Mi circondava il silenzio mentre un raggio di sole penetrava dalla finestra, scaldandomi il viso. Il suo calore accarezzava ogni centimetro del mio corpo, un lento invito a destarmi.

Con la mano destra mi coprii il viso, nel tentativo di sfuggire da quella luce, così intensa. Rivolsi lo sguardo altrove.

Non c'era nessuno.

I miei occhi ripercorsero il sentiero illuminato dal sole. Notai i miei vestiti per terra, sul mio viso si manifestò un sorriso appena abbozzato mentre ricordavo la sera precedente.
I battiti del mio cuore accelerarono al solo pensiero.
Mi lasciai coccolare da quelle emozioni che avevano scatenato il ritmo frenetico del mio cuore.

Mi alzai dal divano, stiracchiandomi. I miei capelli corvini mi avvolgevano la schiena come un mantello, solleticandomi appena la pelle nuda.

Nuda, ero ancora nuda.

Coprii le parti essenziali con una sua camicia, ben riposta su una sedia, al contrario del miei vestiti, per terra e ridotti in stracci.
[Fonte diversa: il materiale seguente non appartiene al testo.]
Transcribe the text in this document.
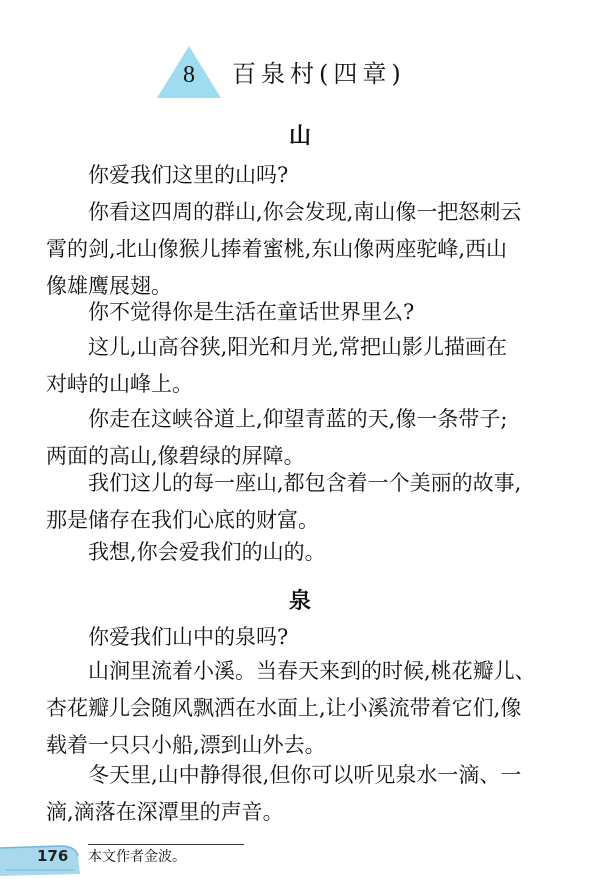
8 百泉村(四章)
山
你爱我们这里的山吗?
你看这四周的群山,你会发现,南山像一把怒刺云
霄的剑,北山像猴儿捧着蜜桃,东山像两座驼峰,西山
像雄鹰展翅。
你不觉得你是生活在童话世界里么?
这儿,山高谷狭,阳光和月光,常把山影儿描画在
对峙的山峰上。
你走在这峡谷道上,仰望青蓝的天,像一条带子;
两面的高山,像碧绿的屏障。
我们这儿的每一座山,都包含着一个美丽的故事,
那是储存在我们心底的财富。
我想,你会爱我们的山的。
泉
你爱我们山中的泉吗?
山涧里流着小溪。当春天来到的时候,桃花瓣儿、
杏花瓣儿会随风飘洒在水面上,让小溪流带着它们,像
载着一只只小船,漂到山外去。
冬天里,山中静得很,但你可以听见泉水一滴、一
滴,滴落在深潭里的声音。
本文作者金波。
176
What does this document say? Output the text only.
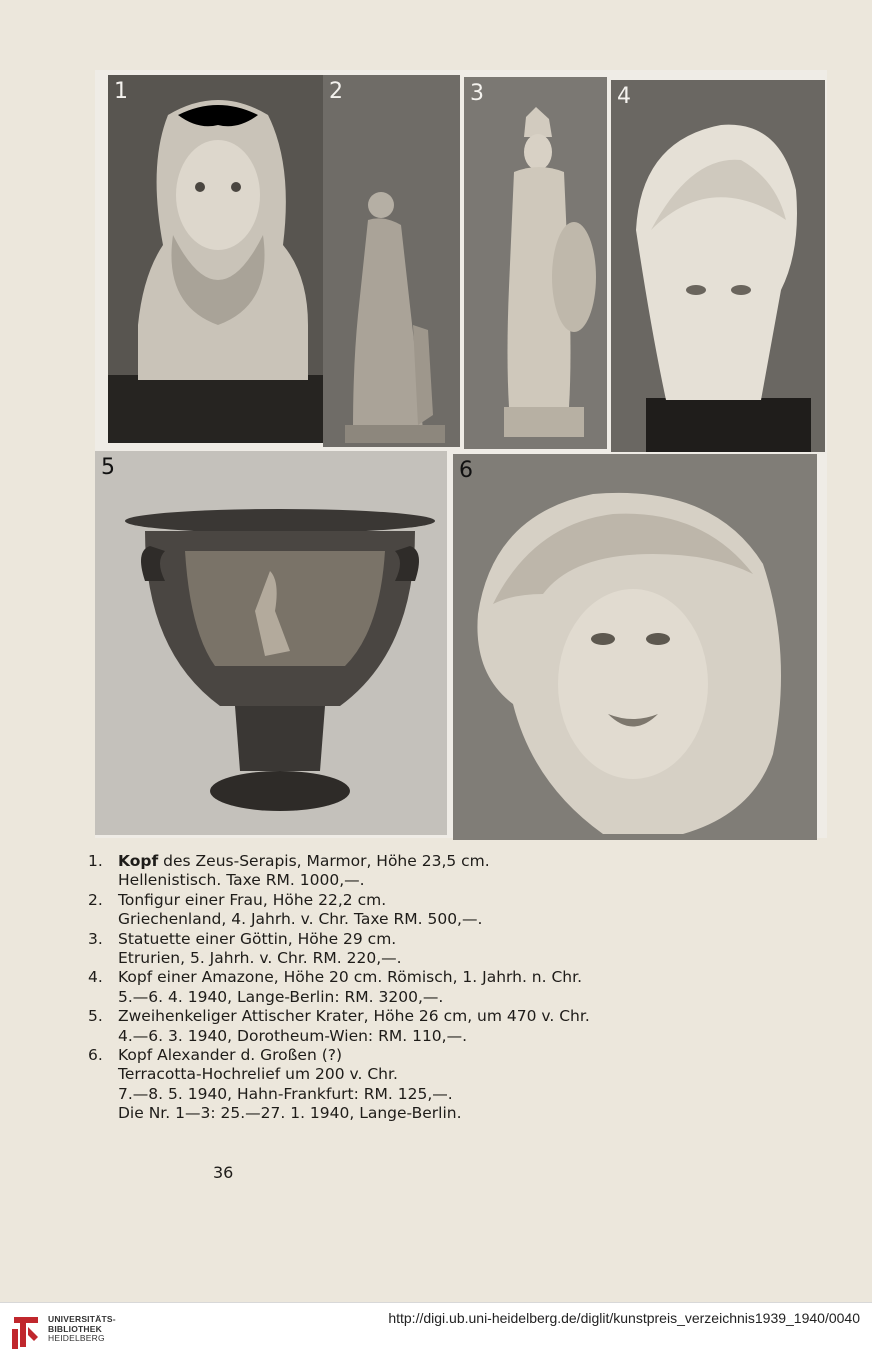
1	2	3	4
5	6
1. Kopf des Zeus-Serapis, Marmor, Höhe 23,5 cm.
Hellenistisch. Taxe RM. 1000,—.
2. Tonfigur einer Frau, Höhe 22,2 cm.
Griechenland, 4. Jahrh. v. Chr. Taxe RM. 500,—.
3. Statuette einer Göttin, Höhe 29 cm.
Etrurien, 5. Jahrh. v. Chr. RM. 220,—.
4. Kopf einer Amazone, Höhe 20 cm. Römisch, 1. Jahrh. n. Chr.
5.—6. 4. 1940, Lange-Berlin: RM. 3200,—.
5. Zweihenkeliger Attischer Krater, Höhe 26 cm, um 470 v. Chr.
4.—6. 3. 1940, Dorotheum-Wien: RM. 110,—.
6. Kopf Alexander d. Großen (?)
Terracotta-Hochrelief um 200 v. Chr.
7.—8. 5. 1940, Hahn-Frankfurt: RM. 125,—.
Die Nr. 1—3: 25.—27. 1. 1940, Lange-Berlin.
36
UNIVERSITÄTS-
BIBLIOTHEK
HEIDELBERG
http://digi.ub.uni-heidelberg.de/diglit/kunstpreis_verzeichnis1939_1940/0040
Una strana sensazione si impossessò del mio petto mentre mi preparavo la colazione. Silenzio, troppo silenzio.

Dov'era finito?

La morsa si fece più intensa e quella pace che mi aveva accolta in quei primi attimi del risveglio si trasformò in una lenta agonia.

Le mani mi formicolavano, il respiro leggermente in affanno divenne eccessivamente irregolare. Le pareti così ampie e luminose intorno a me, divennero improvvisamente anguste.

Persino il sole, consapevole del mio cambiamento, lasciò spazio a una nuvola oscura che affievolì i suoi raggi.

Guardai l'orologio, mentre mi massaggiavo il polso usando invano una tecnica che avevo imparato per dominare l'ansia. Era tardi, decisamente tardi.

L'odore del caffè mi invase le narici, inspirai il suo profumo con ampi respiri.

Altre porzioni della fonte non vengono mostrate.